En large partie du fait d’une construction par strates successives, le système actuel est source d’inefficacités : il mobilise un grand nombre d’acteurs, avec des moyens très significatifs. Il génère des doublons, des interférences et nécessite une coordination très consommatrice de ressources, notamment en temps, de cette multiplicité d’acteurs. Sur les territoires, pour les entreprises et leurs salariés, en particulier dans les TPE et PME, l’offre de service de ce système n’est pas lisible.

Les conclusions de ce rapport vont alimenter les réunions bilatérales avec les partenaires sociaux en vue de l’élaboration d’un programme de travail en matière sociale. Comme l’a indiqué le Président de la République le 17 juillet dernier aux partenaires sociaux, une négociation interprofessionnelle dont le champ reste à fixer pourrait se tenir sur la base de ces orientations. "

Mme Lecocq a été interviewée sur France Inter le 28 août au matin et vous pourrez l'écouter en utilisant le lien suivant : https://www.franceinter.fr/emissions/le-5-7/le-5-7-28-aout-2018 (pour pouvoir écouter l'interview, il faut descendre dans la liste des émissions jusque 6h25, heure où elle a été réalisée).

Dans son interview du 26 août 2018 dans le Journal du dimanche, le Premier ministre indiquait que divers thèmes seraient soumis aux partenaires sociaux cet automne, dont la réforme des retraites, de l'assurance chômage et la santé au travail.  Dans cet entretien, il a indiqué que, comme le Président l'a dit aux partenaires sociaux en juillet 2018, il y avait " nécessité de parvenir à des avancées majeures dans deux domaines, la santé au travail et l'assurance chômage ".

Ce rapport, s'il est véritablement mis en œuvre, changera complètement la gouvernance du système de prévention français issu de la loi de 1946, concernant les services de santé au travail, et l'organisation la Sécurité sociale concernant le réseau des Carsat (les caisses d'assurance retraite et de santé au travail).
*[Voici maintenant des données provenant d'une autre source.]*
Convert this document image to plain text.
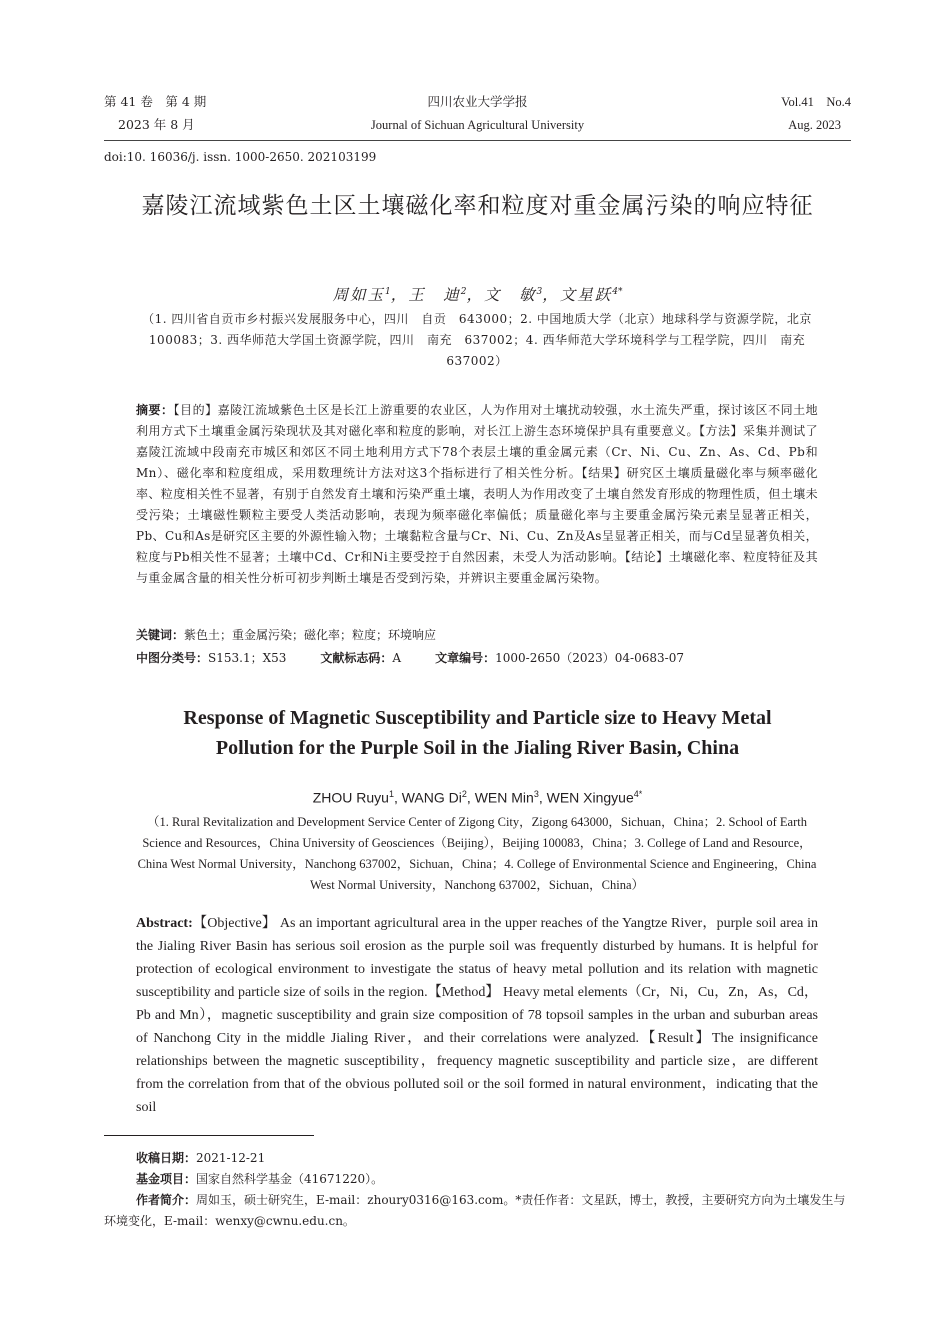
第 41 卷　第 4 期
2023 年 8 月
四川农业大学学报
Journal of Sichuan Agricultural University
Vol.41　No.4
Aug. 2023
doi:10. 16036/j. issn. 1000-2650. 202103199
嘉陵江流域紫色土区土壤磁化率和粒度对重金属污染的响应特征
周如玉$^1$，王　迪$^2$，文　敏$^3$，文星跃$^{4*}$
（1. 四川省自贡市乡村振兴发展服务中心，四川　自贡　643000；2. 中国地质大学（北京）地球科学与资源学院，北京　100083；3. 西华师范大学国土资源学院，四川　南充　637002；4. 西华师范大学环境科学与工程学院，四川　南充　637002）
摘要：【目的】嘉陵江流域紫色土区是长江上游重要的农业区，人为作用对土壤扰动较强，水土流失严重，探讨该区不同土地利用方式下土壤重金属污染现状及其对磁化率和粒度的影响，对长江上游生态环境保护具有重要意义。【方法】采集并测试了嘉陵江流域中段南充市城区和郊区不同土地利用方式下78个表层土壤的重金属元素（Cr、Ni、Cu、Zn、As、Cd、Pb和Mn）、磁化率和粒度组成，采用数理统计方法对这3个指标进行了相关性分析。【结果】研究区土壤质量磁化率与频率磁化率、粒度相关性不显著，有别于自然发育土壤和污染严重土壤，表明人为作用改变了土壤自然发育形成的物理性质，但土壤未受污染；土壤磁性颗粒主要受人类活动影响，表现为频率磁化率偏低；质量磁化率与主要重金属污染元素呈显著正相关，Pb、Cu和As是研究区主要的外源性输入物；土壤黏粒含量与Cr、Ni、Cu、Zn及As呈显著正相关，而与Cd呈显著负相关，粒度与Pb相关性不显著；土壤中Cd、Cr和Ni主要受控于自然因素，未受人为活动影响。【结论】土壤磁化率、粒度特征及其与重金属含量的相关性分析可初步判断土壤是否受到污染，并辨识主要重金属污染物。
关键词：紫色土；重金属污染；磁化率；粒度；环境响应
中图分类号：S153.1；X53	文献标志码：A	文章编号：1000-2650（2023）04-0683-07
Response of Magnetic Susceptibility and Particle size to Heavy Metal Pollution for the Purple Soil in the Jialing River Basin, China
ZHOU Ruyu$^1$, WANG Di$^2$, WEN Min$^3$, WEN Xingyue$^{4*}$
（1. Rural Revitalization and Development Service Center of Zigong City，Zigong 643000，Sichuan，China；2. School of Earth Science and Resources，China University of Geosciences（Beijing），Beijing 100083，China；3. College of Land and Resource，China West Normal University，Nanchong 637002，Sichuan，China；4. College of Environmental Science and Engineering，China West Normal University，Nanchong 637002，Sichuan，China）
Abstract:【Objective】 As an important agricultural area in the upper reaches of the Yangtze River，purple soil area in the Jialing River Basin has serious soil erosion as the purple soil was frequently disturbed by humans. It is helpful for protection of ecological environment to investigate the status of heavy metal pollution and its relation with magnetic susceptibility and particle size of soils in the region.【Method】 Heavy metal elements（Cr，Ni，Cu，Zn，As，Cd，Pb and Mn），magnetic susceptibility and grain size composition of 78 topsoil samples in the urban and suburban areas of Nanchong City in the middle Jialing River，and their correlations were analyzed.【Result】The insignificance relationships between the magnetic susceptibility，frequency magnetic susceptibility and particle size，are different from the correlation from that of the obvious polluted soil or the soil formed in natural environment，indicating that the soil
收稿日期：2021-12-21
基金项目：国家自然科学基金（41671220）。
作者简介：周如玉，硕士研究生，E-mail：zhoury0316@163.com。*责任作者：文星跃，博士，教授，主要研究方向为土壤发生与环境变化，E-mail：wenxy@cwnu.edu.cn。
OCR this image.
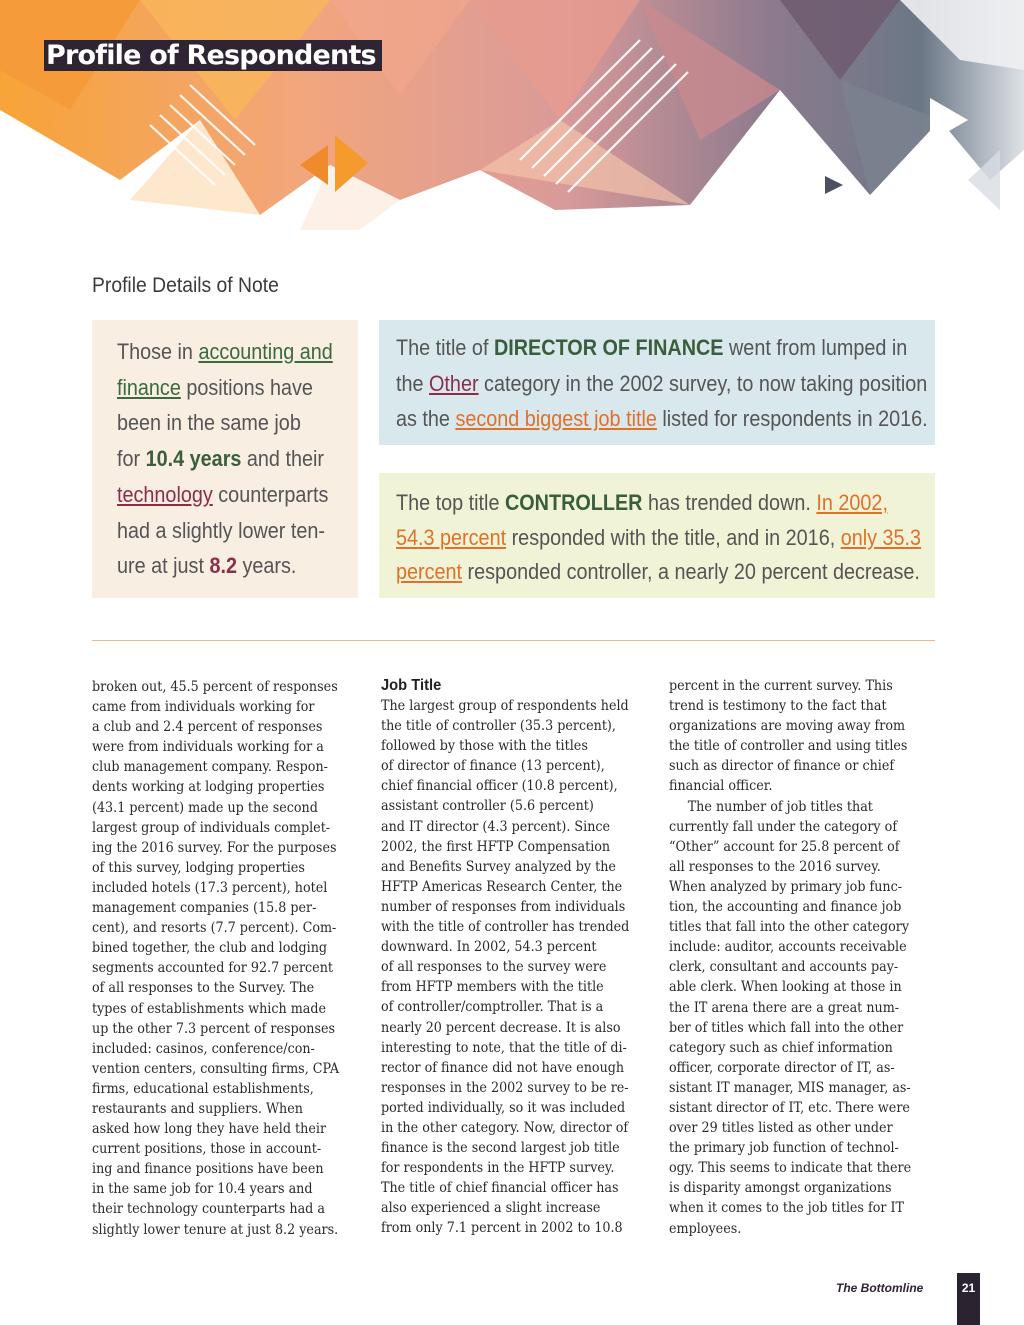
Profile of Respondents
Profile Details of Note
Those in accounting and
finance positions have
been in the same job
for 10.4 years and their
technology counterparts
had a slightly lower ten-
ure at just 8.2 years.
The title of DIRECTOR OF FINANCE went from lumped in
the Other category in the 2002 survey, to now taking position
as the second biggest job title listed for respondents in 2016.
The top title CONTROLLER has trended down. In 2002,
54.3 percent responded with the title, and in 2016, only 35.3
percent responded controller, a nearly 20 percent decrease.
broken out, 45.5 percent of responses
came from individuals working for
a club and 2.4 percent of responses
were from individuals working for a
club management company. Respon-
dents working at lodging properties
(43.1 percent) made up the second
largest group of individuals complet-
ing the 2016 survey. For the purposes
of this survey, lodging properties
included hotels (17.3 percent), hotel
management companies (15.8 per-
cent), and resorts (7.7 percent). Com-
bined together, the club and lodging
segments accounted for 92.7 percent
of all responses to the Survey. The
types of establishments which made
up the other 7.3 percent of responses
included: casinos, conference/con-
vention centers, consulting firms, CPA
firms, educational establishments,
restaurants and suppliers. When
asked how long they have held their
current positions, those in account-
ing and finance positions have been
in the same job for 10.4 years and
their technology counterparts had a
slightly lower tenure at just 8.2 years.
Job Title
The largest group of respondents held
the title of controller (35.3 percent),
followed by those with the titles
of director of finance (13 percent),
chief financial officer (10.8 percent),
assistant controller (5.6 percent)
and IT director (4.3 percent). Since
2002, the first HFTP Compensation
and Benefits Survey analyzed by the
HFTP Americas Research Center, the
number of responses from individuals
with the title of controller has trended
downward. In 2002, 54.3 percent
of all responses to the survey were
from HFTP members with the title
of controller/comptroller. That is a
nearly 20 percent decrease. It is also
interesting to note, that the title of di-
rector of finance did not have enough
responses in the 2002 survey to be re-
ported individually, so it was included
in the other category. Now, director of
finance is the second largest job title
for respondents in the HFTP survey.
The title of chief financial officer has
also experienced a slight increase
from only 7.1 percent in 2002 to 10.8
percent in the current survey. This
trend is testimony to the fact that
organizations are moving away from
the title of controller and using titles
such as director of finance or chief
financial officer.
The number of job titles that
currently fall under the category of
“Other” account for 25.8 percent of
all responses to the 2016 survey.
When analyzed by primary job func-
tion, the accounting and finance job
titles that fall into the other category
include: auditor, accounts receivable
clerk, consultant and accounts pay-
able clerk. When looking at those in
the IT arena there are a great num-
ber of titles which fall into the other
category such as chief information
officer, corporate director of IT, as-
sistant IT manager, MIS manager, as-
sistant director of IT, etc. There were
over 29 titles listed as other under
the primary job function of technol-
ogy. This seems to indicate that there
is disparity amongst organizations
when it comes to the job titles for IT
employees.
The Bottomline	21
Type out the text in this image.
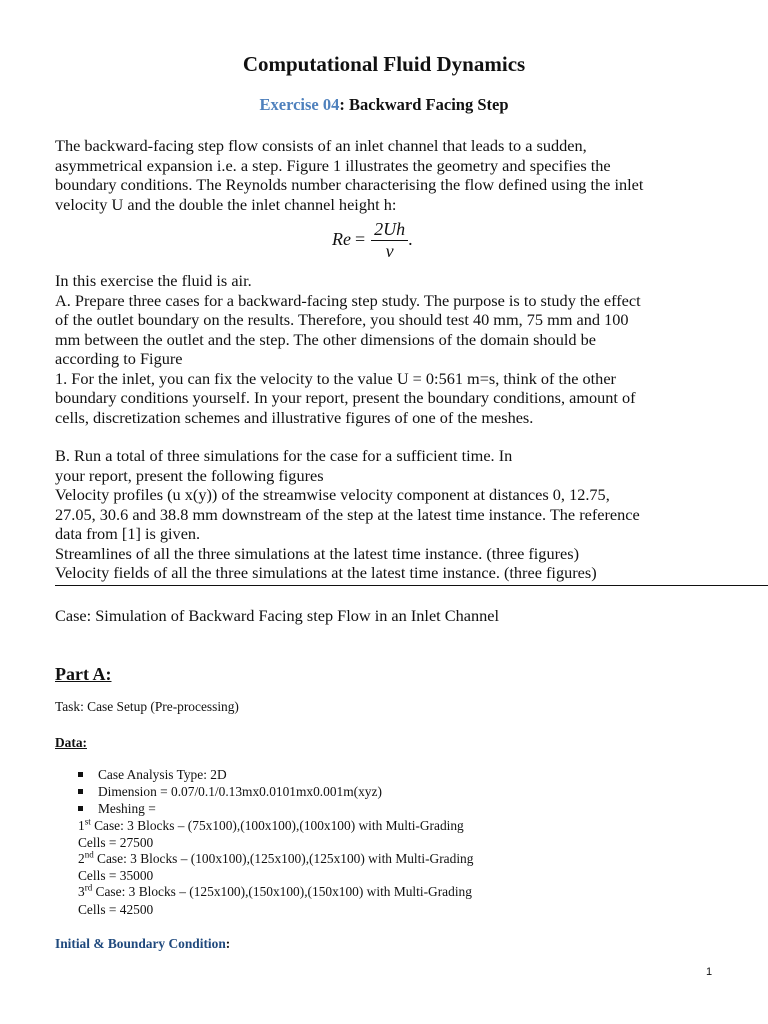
Computational Fluid Dynamics
Exercise 04: Backward Facing Step
The backward-facing step flow consists of an inlet channel that leads to a sudden,
asymmetrical expansion i.e. a step. Figure 1 illustrates the geometry and specifies the
boundary conditions. The Reynolds number characterising the flow defined using the inlet
velocity U and the double the inlet channel height h:
$Re = \frac{2Uh}{\nu}$ .
In this exercise the fluid is air.
A. Prepare three cases for a backward-facing step study. The purpose is to study the effect
of the outlet boundary on the results. Therefore, you should test 40 mm, 75 mm and 100
mm between the outlet and the step. The other dimensions of the domain should be
according to Figure
1. For the inlet, you can fix the velocity to the value U = 0:561 m=s, think of the other
boundary conditions yourself. In your report, present the boundary conditions, amount of
cells, discretization schemes and illustrative figures of one of the meshes.
B. Run a total of three simulations for the case for a sufficient time. In
your report, present the following figures
Velocity profiles (u x(y)) of the streamwise velocity component at distances 0, 12.75,
27.05, 30.6 and 38.8 mm downstream of the step at the latest time instance. The reference
data from [1] is given.
Streamlines of all the three simulations at the latest time instance. (three figures)
Velocity fields of all the three simulations at the latest time instance. (three figures)
Case: Simulation of Backward Facing step Flow in an Inlet Channel
Part A:
Task: Case Setup (Pre-processing)
Data:
Case Analysis Type: 2D
Dimension = 0.07/0.1/0.13mx0.0101mx0.001m(xyz)
Meshing =
1st Case: 3 Blocks – (75x100),(100x100),(100x100) with Multi-Grading
Cells = 27500
2nd Case: 3 Blocks – (100x100),(125x100),(125x100) with Multi-Grading
Cells = 35000
3rd Case: 3 Blocks – (125x100),(150x100),(150x100) with Multi-Grading
Cells = 42500
Initial & Boundary Condition:
1
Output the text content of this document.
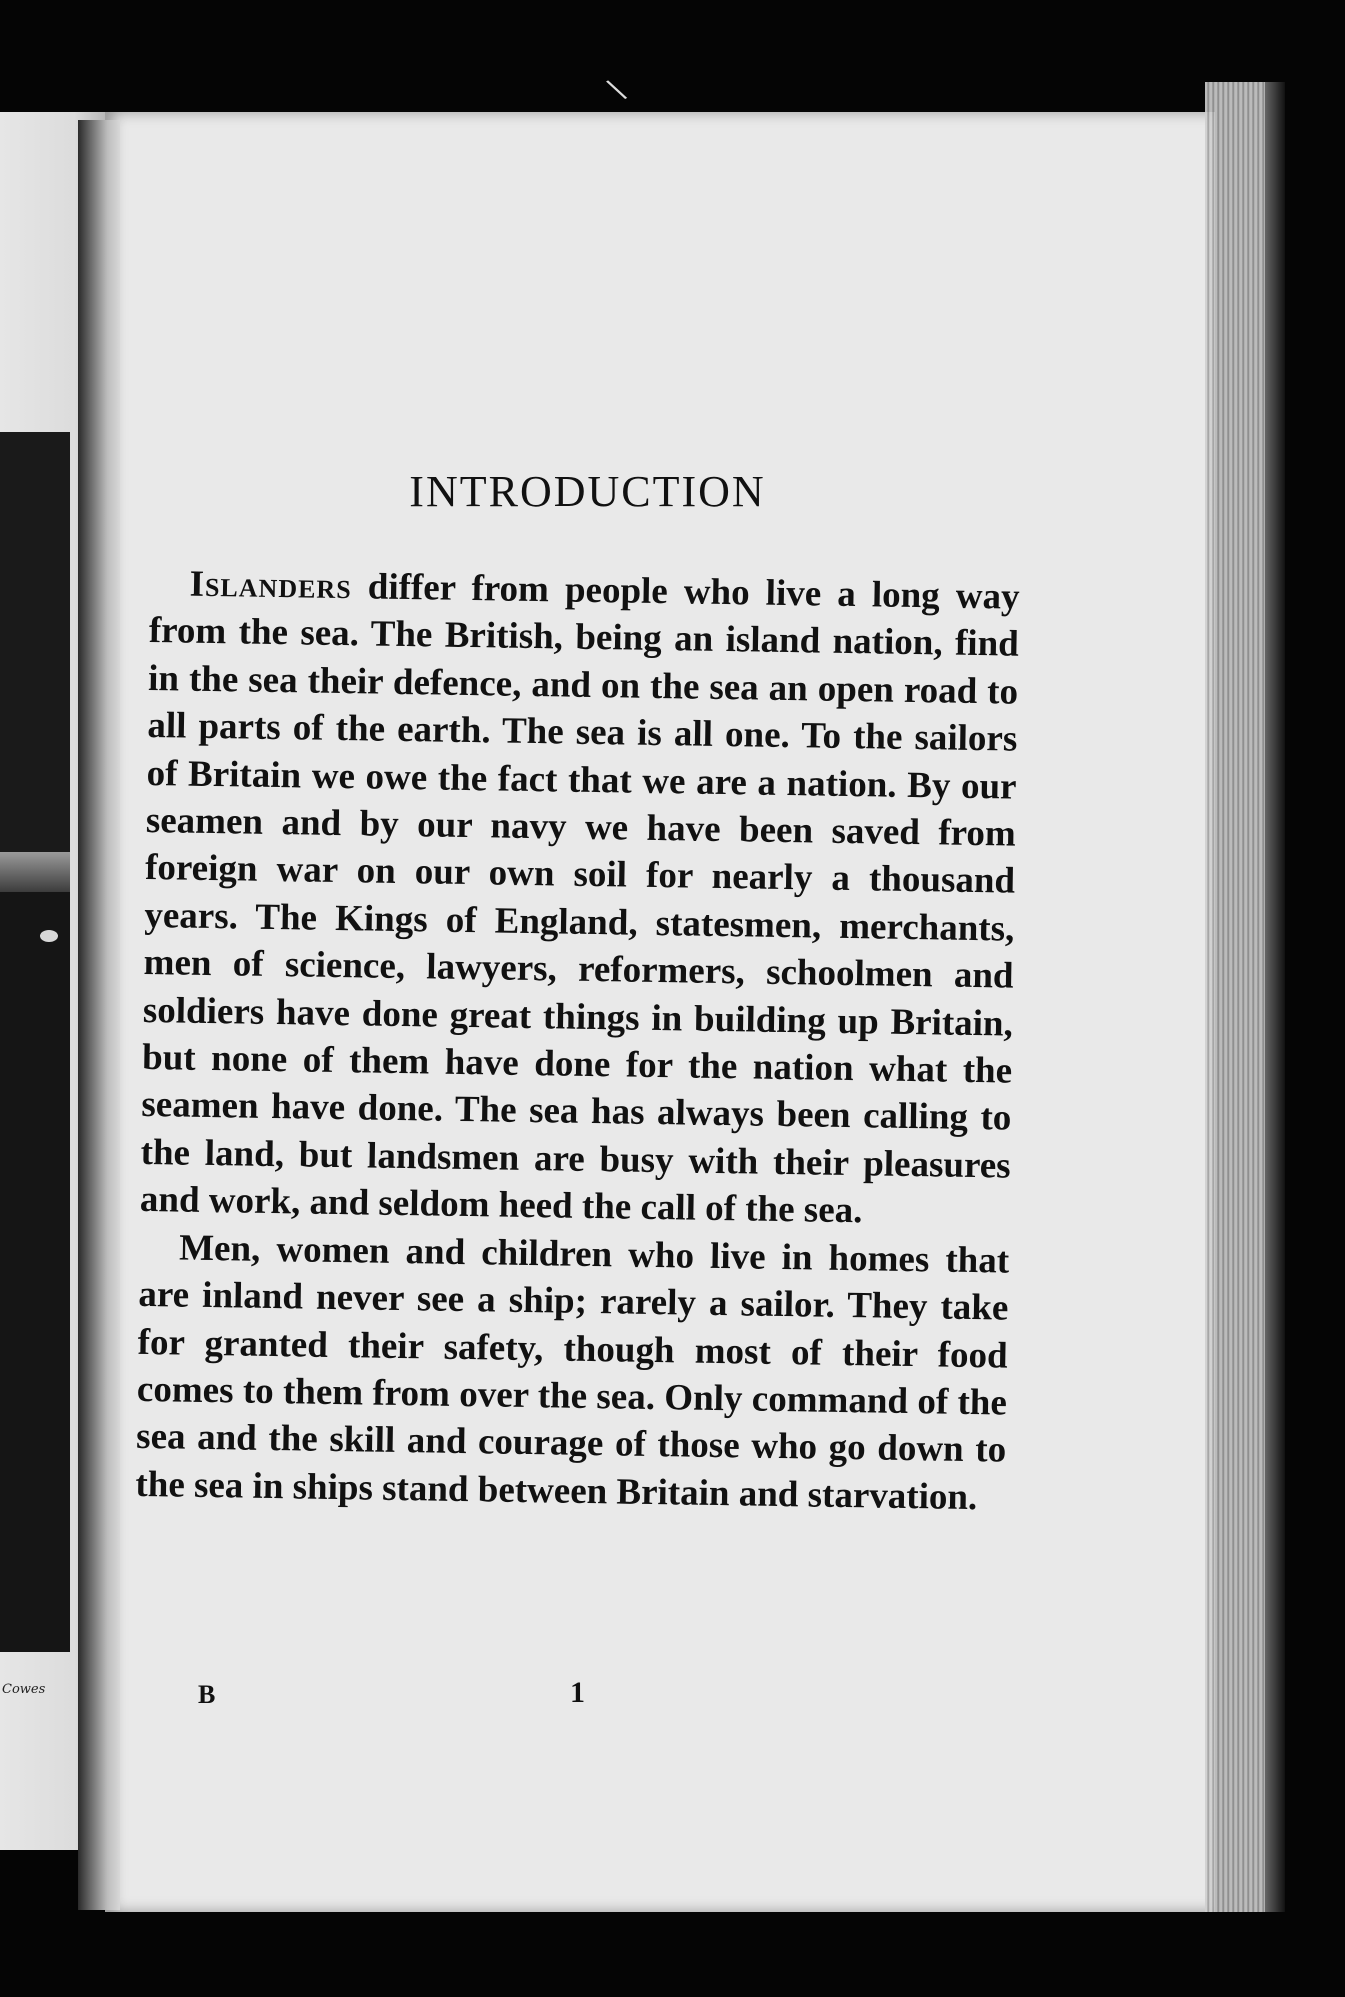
\
Cowes
INTRODUCTION

Islanders differ from people who live a long way from the sea. The British, being an island nation, find in the sea their defence, and on the sea an open road to all parts of the earth. The sea is all one. To the sailors of Britain we owe the fact that we are a nation. By our seamen and by our navy we have been saved from foreign war on our own soil for nearly a thousand years. The Kings of England, statesmen, merchants, men of science, lawyers, reformers, schoolmen and soldiers have done great things in building up Britain, but none of them have done for the nation what the seamen have done. The sea has always been calling to the land, but landsmen are busy with their pleasures and work, and seldom heed the call of the sea.

Men, women and children who live in homes that are inland never see a ship; rarely a sailor. They take for granted their safety, though most of their food comes to them from over the sea. Only command of the sea and the skill and courage of those who go down to the sea in ships stand between Britain and starvation.

B	1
Il existe apparemment une forte volonté gouvernementale de mettre en débat la santé au travail mais, pour la mise en œuvre concrète de ce projet nombre de difficultés seront à surmonter car il n'y a pas d'abord de l'aspect opérationnel pratique et comme l'on dit, l'enfer niche dans les détails.

Ce rapport fait suite à nombre de rapports dont les préconisations n'ont été que partiellement appliquées, et en tout cas les plus radicales concernant la gouvernance de la santé au travail, comme par exemple celle du Conseil Economique et Social (pas encore Environnemental, à l'époque) de 2008 visant à intégrer la santé au travail à la Sécurité sociale (voir le rapport du CESE sur " L'avenir de la médecine du travail " - pages 30 et suivantes).

Il faut rajouter un élément important qui a fait objet de débat cet été, et qui touche la santé au travail, c'est la proposition de la ministre de la santé de faire prendre en charge par les entreprises le coût des indemnités journalières du 4e au 7e jour (qui auraient augmenté de 15% entre 2010 et 2016 dont 4.6% entre 2015 et 2016), proposition avec laquelle le Premier ministre semblait en phase, mais qui a soulevé la réprobation de la ministre du travail et, bien sûr, des employeurs.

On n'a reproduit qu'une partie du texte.